Gus Fiki, yang juga menjabat sebagai Anggota DPRD Kabupaten Jombang, mengenang almarhum sebagai sosok pengayom yang luar biasa. Beliau dinilai memiliki dedikasi dan komitmen tinggi terhadap perjuangan dan kemaslahatan umat.
Menurut Gus Fiki, rekam jejak perjuangan almarhum semasa hidup secara konsisten melanjutkan tradisi keilmuan dan garis perjuangan sang ayah. Kiai Roqib dinilai gigih dalam menjaga syiar Islam rahmatan lil ‘alamin serta mempertahankan keutuhan bangsa.
“Semoga Allah SWT menerima seluruh amal ibadah, pengabdian, dan perjuangan beliau semasa hidup. Serta mengampuni segala dosa dan khilaf almarhum,” tutur Gus Fiki.
Lebih lanjut, Gus Fiki memanjatkan doa agar almarhum senantiasa dilimpahi rahmat serta maghfirah dari Sang Pencipta. Ia berharap almarhum dilapangkan alam kuburnya dan ditempatkan di tempat terbaik di sisi Allah SWT.
“Kepada keluarga besar yang ditinggalkan, kami mendoakan agar senantiasa diberikan kekuatan, kesabaran, dan ketabahan ekstra dalam menghadapi musibah duka ini,” ucapnya menambahkan.
Secara kelembagaan, almarhum KH M. Roqib Abdul Wahab tercatat aktif memegang peran strategis sebagai Anggota Majelis Pengasuh Yayasan Pondok Pesantren Bahrul Ulum Tambakberas, Jombang.
Kini, suasana duka mendalam tampak jelas menyelimuti seluruh kompleks Pesantren Bahrul Ulum Tambakberas. Tempat tersebut merupakan saksi bisu almarhum mendedikasikan hidupnya untuk membimbing para santri.

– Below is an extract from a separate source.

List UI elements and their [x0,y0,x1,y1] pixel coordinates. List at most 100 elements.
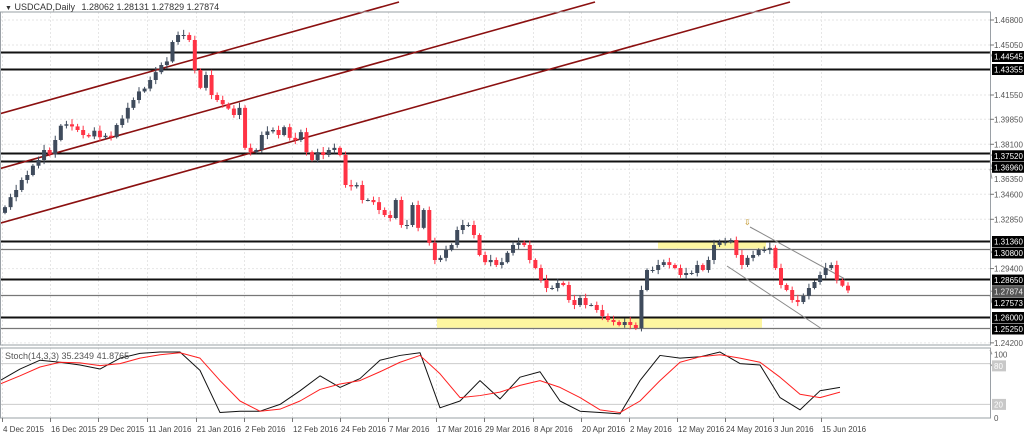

Keluarga Besar Yayasan PP Bahrul Ulum juga secara resmi menyampaikan rasa duka cita yang mendalam atas wafatnya salah satu pimpinan majelis pengasuh terbaik mereka.

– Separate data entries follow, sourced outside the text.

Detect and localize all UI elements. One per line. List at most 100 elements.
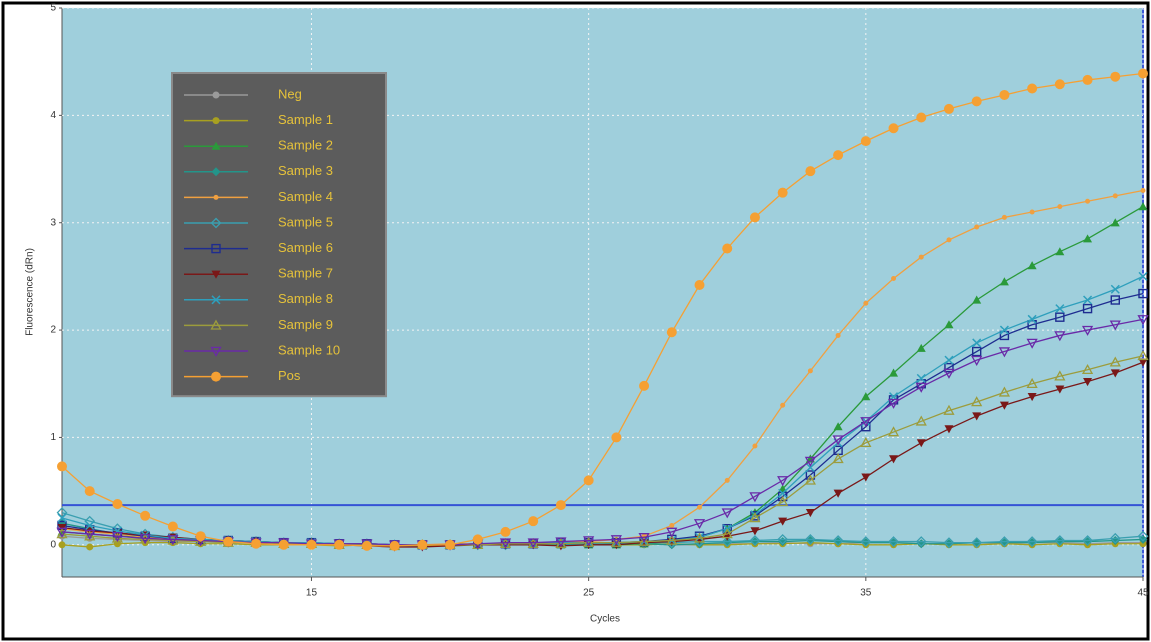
marker <box>944 355 954 365</box>
legend: Neg Sample 1 Sample 2 Sample 3 Sample 4 Sampl… <box>171 72 387 398</box>
marker <box>999 401 1009 410</box>
marker <box>1138 358 1148 367</box>
marker <box>998 386 1011 397</box>
marker <box>915 415 927 426</box>
x-tick-label: 25 <box>583 588 595 599</box>
marker <box>749 535 761 546</box>
marker <box>56 527 68 538</box>
marker <box>555 537 567 548</box>
marker <box>833 150 844 161</box>
marker <box>638 533 650 544</box>
legend-marker <box>213 194 219 200</box>
marker <box>861 538 871 548</box>
marker <box>1138 68 1148 79</box>
legend-marker <box>211 371 221 382</box>
marker <box>944 362 954 373</box>
marker <box>861 392 871 401</box>
marker <box>1001 214 1007 220</box>
legend-label: Sample 3 <box>278 163 333 178</box>
marker <box>167 521 178 532</box>
marker <box>1027 261 1037 270</box>
marker <box>832 453 844 464</box>
marker <box>943 368 955 379</box>
legend-marker <box>212 117 220 125</box>
marker <box>972 295 982 304</box>
marker <box>1137 350 1149 361</box>
marker <box>971 537 983 549</box>
marker <box>807 368 813 374</box>
legend-label: Sample 2 <box>278 138 333 153</box>
marker <box>445 539 456 550</box>
marker <box>777 496 789 507</box>
marker <box>1055 537 1065 547</box>
marker <box>1112 193 1118 199</box>
marker <box>1055 247 1065 256</box>
marker <box>1083 234 1093 243</box>
marker <box>943 103 954 114</box>
marker <box>195 531 206 542</box>
marker <box>84 529 96 540</box>
marker <box>750 537 760 547</box>
marker <box>583 475 594 486</box>
marker <box>1081 363 1094 375</box>
legend-label: Sample 6 <box>278 240 333 255</box>
marker <box>472 534 483 545</box>
x-tick-label: 15 <box>306 588 318 599</box>
marker <box>915 382 927 393</box>
marker <box>887 398 900 409</box>
legend-marker <box>211 243 221 254</box>
legend-label: Sample 8 <box>278 291 333 306</box>
legend-marker <box>211 141 221 150</box>
marker <box>999 330 1010 341</box>
marker <box>1026 338 1038 349</box>
legend-marker <box>211 270 221 279</box>
marker <box>1055 385 1065 394</box>
series-line <box>61 72 1144 547</box>
marker <box>1027 538 1037 548</box>
legend-marker <box>212 91 220 99</box>
legend-label: Pos <box>278 368 301 383</box>
marker <box>805 470 816 480</box>
marker <box>57 461 67 472</box>
marker <box>86 543 94 551</box>
marker <box>1137 530 1149 542</box>
marker <box>223 536 234 547</box>
marker <box>1138 202 1148 211</box>
marker <box>361 540 372 551</box>
marker <box>500 526 511 537</box>
marker <box>971 346 982 357</box>
marker <box>669 522 675 528</box>
marker <box>944 539 954 549</box>
legend-label: Sample 4 <box>278 189 333 204</box>
marker <box>972 412 982 421</box>
marker <box>389 540 400 551</box>
marker <box>694 279 705 290</box>
marker <box>721 508 733 519</box>
marker <box>1138 534 1148 544</box>
marker <box>1082 74 1093 85</box>
marker <box>112 498 123 509</box>
legend-label: Sample 9 <box>278 317 333 332</box>
marker <box>974 224 980 230</box>
marker <box>306 539 317 550</box>
marker <box>1081 325 1094 336</box>
marker <box>583 536 595 547</box>
marker <box>724 477 730 483</box>
marker <box>805 166 816 177</box>
marker <box>805 535 815 545</box>
marker <box>334 539 345 550</box>
marker <box>916 343 926 352</box>
marker <box>638 535 650 546</box>
legend-label: Sample 1 <box>278 112 333 127</box>
marker <box>58 541 66 549</box>
marker <box>835 332 841 338</box>
x-axis-label: Cycles <box>590 614 620 625</box>
marker <box>972 338 982 348</box>
marker <box>860 136 871 147</box>
marker <box>528 516 539 527</box>
marker <box>1140 188 1146 194</box>
legend-marker <box>210 217 222 229</box>
marker <box>749 212 760 223</box>
marker <box>887 426 900 437</box>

Seluruh pengurus yayasan dan ribuan santri tampak khusyuk mendoakan kepergian almarhum. Mereka berharap seluruh dedikasi dan perjuangan Gus Roqib di dunia pesantren menjadi ladang pahala yang tak pernah terputus.
Di akhir penyampaiannya, Gus Fiki mengajak seluruh lapisan masyarakat, khususnya warga Nahdliyin dan almamater santri Tambakberas, untuk bersama-sama mendoakan almarhum.
“Mari kita bersama-sama menghadiahkan doa terbaik dan bacaan Al-Fatihah untuk almarhum, semoga Allah SWT memberikan rahmat, ampunan, serta husnul khatimah,” tutup Gus Fiki.
Rencananya, prosesi pemakaman akan dihadiri oleh para kiai, tokoh masyarakat, dan ribuan petakziyah dari berbagai daerah untuk memberikan penghormatan terakhir kepada almarhum.